# First Timer



## helicopter pat (Jul 5, 2014)

This will be my first time at Waxstock and I am driving up form Windsor. I know the show starts at 9:30 but can anybody tell me what time The car is open as I can bet I will get there early?


----------



## indianbelters (Jul 19, 2014)

It's 9-5:30


----------



## Waxstock (Jun 21, 2012)

We'll try and put up a timetable/floorplan next week and more info, but essentially:

- The main hall/show opens 9.30am and closes at 4.30pm. 

- The Arrive and Shine opens from 8.00am and entry for that closes at 10.30am or when 150 cars have entered. We have indoor selection for Hall Display for a few Arrive and Shine cars at 8.45am and these will need a low tank of fuel (fuel light on) and cannot be moved until 4.45pm when the hall closes.

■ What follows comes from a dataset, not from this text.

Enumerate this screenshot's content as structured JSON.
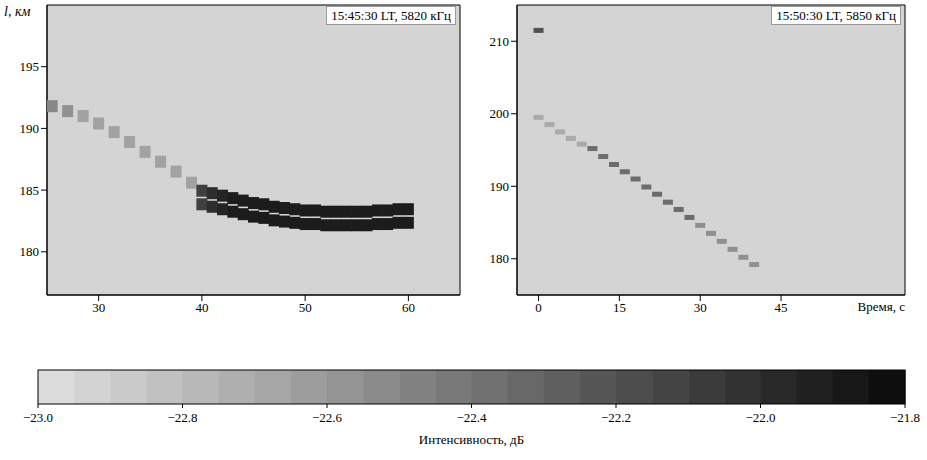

- If you don't want to do the Arrive and Shine and arrive at 8.00am, just park in the main car park at the back of the Arena.

- The box office opens from 8.00am if you haven't got a ticket, otherwise just arrive for 9.00-9.30am or so. The closest and best parking is for those cars in the Arrive and Shine, so make an effort and enter  The main car park is close enough as well, but at the back of the Arena, accessed via steps at the rear of the main arena corridor.

- Disabled visitors can park in allocated disabled parking in/near the Arrive and Shine area.

-


----------